Milito ispira subito il tridente (e poi i tifosi)

Milito fa il suo esordio con la maglia rossoblu’ nel Canton Ticino e subito fa la differenza tra giocate ed assist. Insomma l’argentino non sarà al top della condizione ma si mette al servizio dei compagni e il Genoa già in 45’ travolge il Bellinzona, formazione di serie A svizzera che partecipa alla Coppa Uefa andando al riposo sul 3-0. Milito non segna, ma illumina il tridente completato da Gasbarroni e Palladino: doppietta per il primo al 18’ e 44’, rete dell’ex juventino al 20’ su passaggio di testa proprio del Principe di Baires. Ma per Gasperini c’è anche un’altra buona notizia. È tornato ufficialmente in campo anche Paro. Il centrocampista è di fatto recuperato e il test con gli elvetici fin quando rimane in partita è stato positivo. Il tecnico rossoblù nella prima frazione ha schierato Rubinho in porta, difesa con Potenza, Ferrari, Biava. In mezzo ecco Rossi e Modesto sulle fasce mentre Milanetto va in regia con Paro al suo fianco. In avanti c’è Milito come punta centrale attorno al quale giostrano con intesa confortante Gasbarroni e Palladino. Nella ripresa tanti cambi e intorno al 20’ squadra che si è votata al 4-4-2 con Scarpi tra i pali, D’Alessandro, Potenza, Ferrari, Brivio a formare la linea di retroguardia, Sculli, Roman, Vanden Borre e Juric in mediana, Olivera e Figueroa di punta. Ma succede poco e si chiude con un buon test ed un successo che fa morale grazie soprattutto all’ottima impressione del primo tempo. Lapidario il commento di Enrico Preziosi su Figueroa: «Non avremmo preso Milito».

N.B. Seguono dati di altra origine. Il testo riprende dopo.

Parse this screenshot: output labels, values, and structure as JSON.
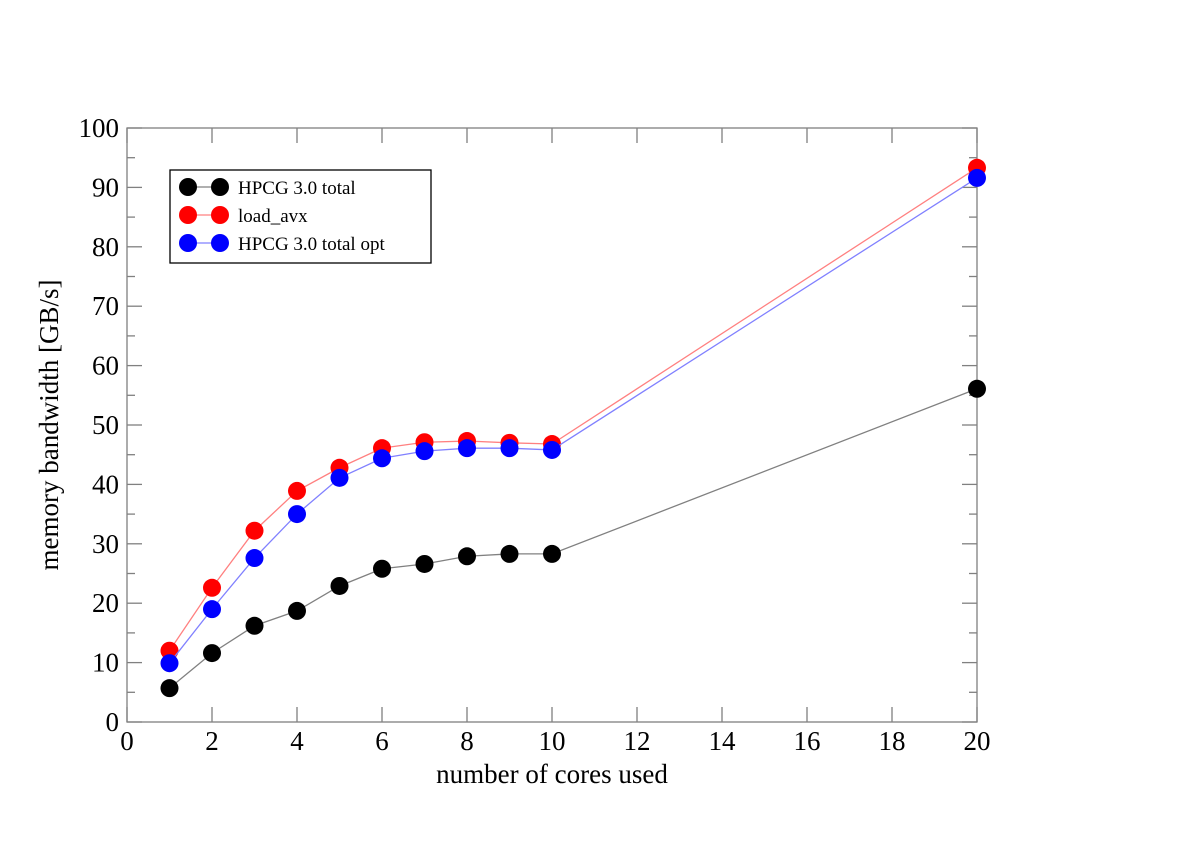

La giornata del Genoa non finisce a Bellinzona, ma al Ferraris dove circa 15000 tifosi hanno festeggiato i 115 anni del club rossoblù con uno spettacolo divertente che ha previsto anche la passerella della squadra, fuochi d’artificio (per motivi di chiusura delle pagine genovesi del Giornale non possiamo dare altri particolari dell’evento che si è protratto fino a oltre mezzanotte) e tante sorprese compresa.